Fully addressing the grid’s looming challenges will require adding vast amounts of clean power generation, energy storage facilities, and hardware over the next few decades. But developing better algorithms and other software tools can rapidly improve the performance of today’s grids, Seetharaman says, and ensure that we’re building more efficient, flexible, and robust ones for the future.
Confronting rising carbon emissions may be the most pressing problem we face today. Stafford Sheehan, 34, believes he’s found a way not just to reduce those emissions, but also to capture existing carbon dioxide and convert it into a useful commercial product.
As the cofounder and chief technical officer of Air Company, Sheehan has developed a process for converting carbon dioxide into new products. Much as plants use photosynthesis to turn carbon dioxide and water into sugars and oxygen, Air Company’s proprietary technology combines carbon dioxide with hydrogen gas using a catalyst. The resulting liquid contains alcohols that can be separated by distillation. Air Company is currently marketing luxury cologne and vodka made from its alcohol. The product also contains compounds called paraffins, which could be used in jet fuel. These alternative fuels could be key to decarbonizing aviation.

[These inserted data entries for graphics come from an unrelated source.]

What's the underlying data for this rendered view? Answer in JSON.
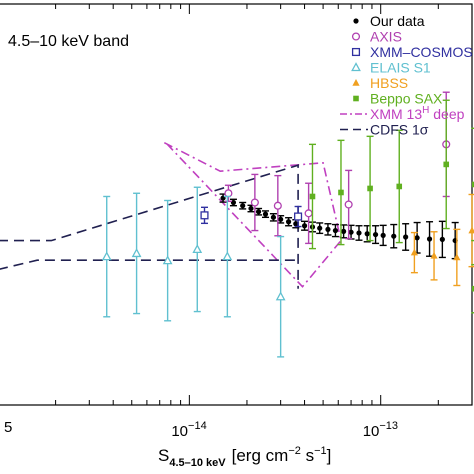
{
  "chart_data": {
    "type": "scatter",
    "band_label": "4.5–10 keV band",
    "xlabel": {
      "main": "S",
      "subscript": "4.5–10 keV",
      "units_prefix": "[erg cm",
      "exp1": "−2",
      "units_mid": " s",
      "exp2": "−1",
      "units_suffix": "]"
    },
    "xscale": "log",
    "xlim": [
      1e-15,
      3e-13
    ],
    "x_ticks": [
      {
        "value": 1e-15,
        "mantissa": "",
        "exponent": "",
        "label": "5"
      },
      {
        "value": 1e-14,
        "mantissa": "10",
        "exponent": "−14",
        "label": ""
      },
      {
        "value": 1e-13,
        "mantissa": "10",
        "exponent": "−13",
        "label": ""
      }
    ],
    "ylim": [
      0,
      1
    ],
    "legend_position": "top-right",
    "legend": [
      {
        "label": "Our data",
        "color": "#000000",
        "marker": "dot"
      },
      {
        "label": "AXIS",
        "color": "#b040b0",
        "marker": "circle"
      },
      {
        "label": "XMM–COSMOS",
        "color": "#3030a0",
        "marker": "square"
      },
      {
        "label": "ELAIS S1",
        "color": "#60c0d0",
        "marker": "triangle-open"
      },
      {
        "label": "HBSS",
        "color": "#f0a020",
        "marker": "triangle-filled"
      },
      {
        "label": "Beppo SAX",
        "color": "#60b020",
        "marker": "square-filled"
      },
      {
        "label": "XMM 13H deep",
        "label_main": "XMM 13",
        "label_sup": "H",
        "label_tail": " deep",
        "color": "#c040c0",
        "marker": "dashdot"
      },
      {
        "label": "CDFS 1σ",
        "color": "#202050",
        "marker": "dashed"
      }
    ],
    "series": [
      {
        "name": "Our data",
        "color": "#000000",
        "marker": "dot",
        "points": [
          {
            "x": 1.5e-14,
            "y": 0.516,
            "err": 0.01
          },
          {
            "x": 1.7e-14,
            "y": 0.505,
            "err": 0.008
          },
          {
            "x": 1.9e-14,
            "y": 0.497,
            "err": 0.008
          },
          {
            "x": 2.1e-14,
            "y": 0.49,
            "err": 0.008
          },
          {
            "x": 2.3e-14,
            "y": 0.482,
            "err": 0.008
          },
          {
            "x": 2.5e-14,
            "y": 0.476,
            "err": 0.008
          },
          {
            "x": 2.75e-14,
            "y": 0.468,
            "err": 0.009
          },
          {
            "x": 3e-14,
            "y": 0.463,
            "err": 0.009
          },
          {
            "x": 3.3e-14,
            "y": 0.457,
            "err": 0.01
          },
          {
            "x": 3.6e-14,
            "y": 0.452,
            "err": 0.01
          },
          {
            "x": 4e-14,
            "y": 0.447,
            "err": 0.011
          },
          {
            "x": 4.4e-14,
            "y": 0.444,
            "err": 0.012
          },
          {
            "x": 4.8e-14,
            "y": 0.441,
            "err": 0.013
          },
          {
            "x": 5.3e-14,
            "y": 0.438,
            "err": 0.014
          },
          {
            "x": 5.8e-14,
            "y": 0.435,
            "err": 0.015
          },
          {
            "x": 6.4e-14,
            "y": 0.433,
            "err": 0.016
          },
          {
            "x": 7e-14,
            "y": 0.431,
            "err": 0.017
          },
          {
            "x": 7.7e-14,
            "y": 0.429,
            "err": 0.018
          },
          {
            "x": 8.5e-14,
            "y": 0.427,
            "err": 0.02
          },
          {
            "x": 9.4e-14,
            "y": 0.425,
            "err": 0.022
          },
          {
            "x": 1.03e-13,
            "y": 0.423,
            "err": 0.025
          },
          {
            "x": 1.17e-13,
            "y": 0.421,
            "err": 0.029
          },
          {
            "x": 1.35e-13,
            "y": 0.419,
            "err": 0.033
          },
          {
            "x": 1.55e-13,
            "y": 0.417,
            "err": 0.038
          },
          {
            "x": 1.8e-13,
            "y": 0.414,
            "err": 0.043
          },
          {
            "x": 2.1e-13,
            "y": 0.413,
            "err": 0.045
          },
          {
            "x": 2.45e-13,
            "y": 0.41,
            "err": 0.045
          }
        ]
      },
      {
        "name": "AXIS",
        "color": "#b040b0",
        "marker": "circle",
        "points": [
          {
            "x": 1.6e-14,
            "y": 0.528,
            "err": 0.02
          },
          {
            "x": 2.2e-14,
            "y": 0.505,
            "err": 0.07
          },
          {
            "x": 2.9e-14,
            "y": 0.497,
            "err": 0.075
          },
          {
            "x": 4.2e-14,
            "y": 0.478,
            "err": 0.075
          },
          {
            "x": 6.8e-14,
            "y": 0.5,
            "err": 0.085
          },
          {
            "x": 2.2e-13,
            "y": 0.65,
            "err": 0.13
          }
        ]
      },
      {
        "name": "XMM–COSMOS",
        "color": "#3030a0",
        "marker": "square",
        "points": [
          {
            "x": 1.2e-14,
            "y": 0.473,
            "err": 0.02
          },
          {
            "x": 3.7e-14,
            "y": 0.47,
            "err": 0.025
          }
        ]
      },
      {
        "name": "ELAIS S1",
        "color": "#60c0d0",
        "marker": "triangle-open",
        "points": [
          {
            "x": 3.7e-15,
            "y": 0.37,
            "err": 0.15
          },
          {
            "x": 5.3e-15,
            "y": 0.378,
            "err": 0.15
          },
          {
            "x": 7.7e-15,
            "y": 0.36,
            "err": 0.15
          },
          {
            "x": 1.1e-14,
            "y": 0.388,
            "err": 0.155
          },
          {
            "x": 1.58e-14,
            "y": 0.37,
            "err": 0.15
          },
          {
            "x": 3e-14,
            "y": 0.27,
            "err": 0.15
          }
        ]
      },
      {
        "name": "HBSS",
        "color": "#f0a020",
        "marker": "triangle-filled",
        "points": [
          {
            "x": 1.5e-13,
            "y": 0.38,
            "err": 0.05
          },
          {
            "x": 1.9e-13,
            "y": 0.372,
            "err": 0.06
          },
          {
            "x": 2.5e-13,
            "y": 0.368,
            "err": 0.07
          },
          {
            "x": 3e-13,
            "y": 0.435,
            "err": 0.09
          }
        ]
      },
      {
        "name": "Beppo SAX",
        "color": "#60b020",
        "marker": "square-filled",
        "points": [
          {
            "x": 4.4e-14,
            "y": 0.52,
            "err": 0.13
          },
          {
            "x": 6.2e-14,
            "y": 0.53,
            "err": 0.13
          },
          {
            "x": 8.8e-14,
            "y": 0.54,
            "err": 0.13
          },
          {
            "x": 1.25e-13,
            "y": 0.545,
            "err": 0.14
          },
          {
            "x": 2.2e-13,
            "y": 0.6,
            "err": 0.16
          },
          {
            "x": 3.1e-13,
            "y": 0.55,
            "err": 0.14
          },
          {
            "x": 3.1e-13,
            "y": 0.29,
            "err": 0.06
          }
        ]
      }
    ],
    "curves": [
      {
        "name": "XMM 13H deep",
        "color": "#c040c0",
        "style": "dashdot",
        "points": [
          {
            "x": 7.4e-15,
            "y": 0.654
          },
          {
            "x": 1.45e-14,
            "y": 0.583
          },
          {
            "x": 5e-14,
            "y": 0.604
          },
          {
            "x": 6.2e-14,
            "y": 0.41
          },
          {
            "x": 3.9e-14,
            "y": 0.295
          },
          {
            "x": 7.5e-15,
            "y": 0.655
          }
        ]
      },
      {
        "name": "CDFS 1σ upper",
        "color": "#202050",
        "style": "dashed",
        "points": [
          {
            "x": 1e-15,
            "y": 0.41
          },
          {
            "x": 1.9e-15,
            "y": 0.41
          },
          {
            "x": 3.7e-14,
            "y": 0.598
          },
          {
            "x": 3.7e-14,
            "y": 0.29
          }
        ]
      },
      {
        "name": "CDFS 1σ lower",
        "color": "#202050",
        "style": "dashed",
        "points": [
          {
            "x": 1e-15,
            "y": 0.338
          },
          {
            "x": 1.6e-15,
            "y": 0.361
          },
          {
            "x": 2.1e-15,
            "y": 0.361
          },
          {
            "x": 3.7e-14,
            "y": 0.361
          }
        ]
      }
    ]
  }
}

The International Energy Agency estimates that aviation currently produces over 2% of all energy-related carbon emissions.
There are roughly 12 kilowatt hours of energy in each kilogram of jet fuel. Right now, it takes Air Company’s process roughly twice that much energy in the form of electricity to produce a kilogram of fuel. Air Company purchases renewable-energy certificates to offset the electricity this process consumes. The company currently has a limited contract with the military and hopes to be selling jet fuel on a small scale with the next few years.
“Whatever you do in the laboratory doesn’t count. Most technologies don’t die in their initial proof of concept; they die in a scale-up,” says Stafford. “We’ve demonstrated that we can run our reactor systems on scales that are relevant to industrial chemical technologies.”
Correction: An earlier version of this article mischaracterized the process by which Air Company produces its jet fuel.
Young Suk Jo
Transportation is one of the world’s most polluting industries, accounting for roughly 15% of global greenhouse-gas emissions. Electric vehicles will make a dent in those emissions in the coming decades, but batteries can’t hold enough energy to power vehicles used in other forms of global transit, like long-range trucks and transoceanic ships.
Young Suk Jo, 34, came up with a possible solution in an unlikely chemical: ammonia. Amogy, a startup Jo cofounded in 2020, is building systems that can use ammonia, typically a component of fertilizer, as a fuel to power trucks and ships.
One of ammonia’s most attractive attributes is its energy density, meaning it can pack a lot of energy into a relatively small space. Liquid ammonia can carry about three times more energy than compressed hydrogen, a leading clean fuel today.
For Amogy, the key to using ammonia in transportation is pulling it apart. One of the core technologies in the startup’s ammonia-to-power system is a chemical reactor called a cracker. This reactor breaks ammonia down into nitrogen, which can be safely released into the atmosphere, and hydrogen. That hydrogen can then be used in a fuel cell to produce electricity. Ammonia cracking isn’t a new process, but Jo and his co-inventors developed a chemical catalyst that can help the reaction run at a lower temperature, allowing the process to be done onboard vehicles. The team also developed a reactor that can run more efficiently than the current standard, turning roughly 40% of the energy in the ammonia into electricity.